Bidding adieu to his home of 19 years

Photo provided by Scott Saalman
In a column to the new homeowner, Scott Saalman says farewell to his home where he's lived for the last 19 years.

Guest Columnist

Dear New Homeowner:

I bought this house as a temporary measure 19 years ago. So much for temporary.

I was freshly divorced. I had two children who stayed with me every other night (sorry kids, both of your parents loved you selfishly).

This small house was on the market at a fair price for a divorced dad. The previous owners, an elderly couple, were headed to a nursing home. I stripped a lot of wallpaper, removed filthy carpets, scoured grease (word of advice, don’t put a ceiling fan in the kitchen if your cooking method of choice is deep-frying), and painted each room its own color. I cranked up the new Rolling Stones’ Forty Licks CD and, contrary to what the song stated, got satisfaction as I added my personal touches on the place.

About the street name: Hochgesang Avenue. If someone asks your address, don’t waste anyone’s time pronouncing it. It will just confuse them. Spell it instead. You’ll avoid frustration for all involved, and best of all, you won’t have to make that god-awful hock-the-phlegm-from-your-throat-sound in the middle. Well, I pronounce it that way.

Just so you know, this neighborhood is called Holy Family. It’s named after a nearby church. From certain vantage points, the top of the church looks like a shark fin breaching the treetops. It’s an architectural marvel. It’s a wonder the neighborhood wasn’t renamed Unholy Family when the heathen kids and I moved here in 2002.

Photo provided by Scott Saalman
Scott Saalman poses with the "SOLD" sign outside his former home, where he lived for 19 years, on Hochgesang Avenue in Jasper.

In case you haven’t figured it out yet, Jasper is a German town, though there are more burritos than wiener schnitzel consumed per capita. There are seven Mexican restaurants, eight if you count Taco Bell (I don’t), nine if you count the taco truck (I do), and they all are featured on my gastronomical highlight reel. There is only one German restaurant. It’s listed as $$ on the social media price-range scale, arguably earning it the title of fanciest eatery in town. On its menu, you will find kraut balls, which, not being from here, means you will probably laugh (I still do each time I read the menu), although those around you will likely not appreciate the humor. By now, I had hoped someone would’ve developed the bratwurst taco to help build a bridge between our county’s two distinct cultures. I bet the ever-hip BREW restaurant would still be up for the task. I’ll return to town just to try one.

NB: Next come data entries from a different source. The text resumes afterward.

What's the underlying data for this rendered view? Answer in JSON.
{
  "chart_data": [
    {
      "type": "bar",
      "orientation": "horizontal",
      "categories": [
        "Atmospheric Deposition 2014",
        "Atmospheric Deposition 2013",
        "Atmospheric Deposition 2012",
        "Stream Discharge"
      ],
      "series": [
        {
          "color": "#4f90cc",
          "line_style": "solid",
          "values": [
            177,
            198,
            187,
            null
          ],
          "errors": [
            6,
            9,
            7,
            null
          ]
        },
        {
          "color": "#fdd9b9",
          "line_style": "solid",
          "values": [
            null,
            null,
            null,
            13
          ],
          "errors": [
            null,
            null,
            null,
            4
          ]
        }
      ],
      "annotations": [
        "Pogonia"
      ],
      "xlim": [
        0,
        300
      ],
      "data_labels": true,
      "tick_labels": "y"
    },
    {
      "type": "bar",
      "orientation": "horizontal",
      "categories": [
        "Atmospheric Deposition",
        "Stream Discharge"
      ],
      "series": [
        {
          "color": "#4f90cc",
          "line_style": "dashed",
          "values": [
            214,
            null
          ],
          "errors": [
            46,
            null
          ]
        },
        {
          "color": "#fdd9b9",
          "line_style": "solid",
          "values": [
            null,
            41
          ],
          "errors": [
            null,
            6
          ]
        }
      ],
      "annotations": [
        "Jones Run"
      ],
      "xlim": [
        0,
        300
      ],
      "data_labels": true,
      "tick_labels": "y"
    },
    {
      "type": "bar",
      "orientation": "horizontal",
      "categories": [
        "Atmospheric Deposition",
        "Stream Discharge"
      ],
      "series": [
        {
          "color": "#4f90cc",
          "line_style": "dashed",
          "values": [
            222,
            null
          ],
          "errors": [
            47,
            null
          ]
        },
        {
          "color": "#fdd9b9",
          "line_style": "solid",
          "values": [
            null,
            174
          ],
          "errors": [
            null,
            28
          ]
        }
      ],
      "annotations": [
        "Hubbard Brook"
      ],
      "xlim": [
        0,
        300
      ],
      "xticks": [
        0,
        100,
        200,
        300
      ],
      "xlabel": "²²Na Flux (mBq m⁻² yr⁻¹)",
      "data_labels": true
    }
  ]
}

The closest grocery store to your new house is Holiday Foods. It’s my favorite. It’s likely the last grocery store in the world with traditional bagboys. They not only bag your groceries but seem happy to haul your items while you lead them to your car. Cars are easier to find in the Holiday Foods parking lot compared to, say, Walmart’s parking lot. I’ve lost a lot of cars at Walmart (blame it on my Walzheimer’s). While walking to the car, the bagboys never fail to inform me about the current weather conditions (no one knows the weather and current temperatures better than them). I bet Jim Cantore was a bagboy.

The neighbors to the right are the Tuckers. They are a great, caring couple. The Tuckers love the Green Bay Packers. You will see a large Packers banner on their front porch on game days. Afterwards, the banner will be taken back inside the house, no matter if Green Bay wins or loses. They accept the game’s outcome and don’t keep the banner on display to challenge the official outcome should their team lose. If only the same could be said for those who backed the loser of the last presidential election.

One thing you likely noticed when you moved into your new home was the American flag in your front yard. For a ridiculously small donation ($35), the local Optimist Club puts the Stars and Stripes in your yard six holidays throughout the year. It would be nice to see them make it seven for the MLK holiday. Their Avenue of Flags program is one of my favorite Jasper features, a great way to show your patriotism — the Optimists do all the hard work for you. Plus, it’s helpful to know who the Commies are on your street.

I am writing this on my last day inside my “temporary” home. I have written dozens of columns chronicling the goings-on in this small house as my son and daughter grew from toddlers to teens to adults. Over the last few days, I’ve mentally replayed all their rebellions and returns, and ultimately, their permanent leavings for new lives to be lived. I sense and respect their sadness that is felt knowing that their dad has bid adieu to the house they once lived in.

This house is totally empty now, except for me typing on this laptop one last time. With no clock ticks to hear, time has ended here. The accidental drop of a lone penny onto the faux wood floor seems as subtle as a Molotov cocktail, what with no furniture left to absorb the sound. What gets to me the most, though, are the echoes of my own footsteps as I move through this now hollow home. Each step’s echo seems like the shedding of a ghost.

You live here now, dear new homeowner, just as the three of us once did. Actually, we are still here, too. You just can’t see us.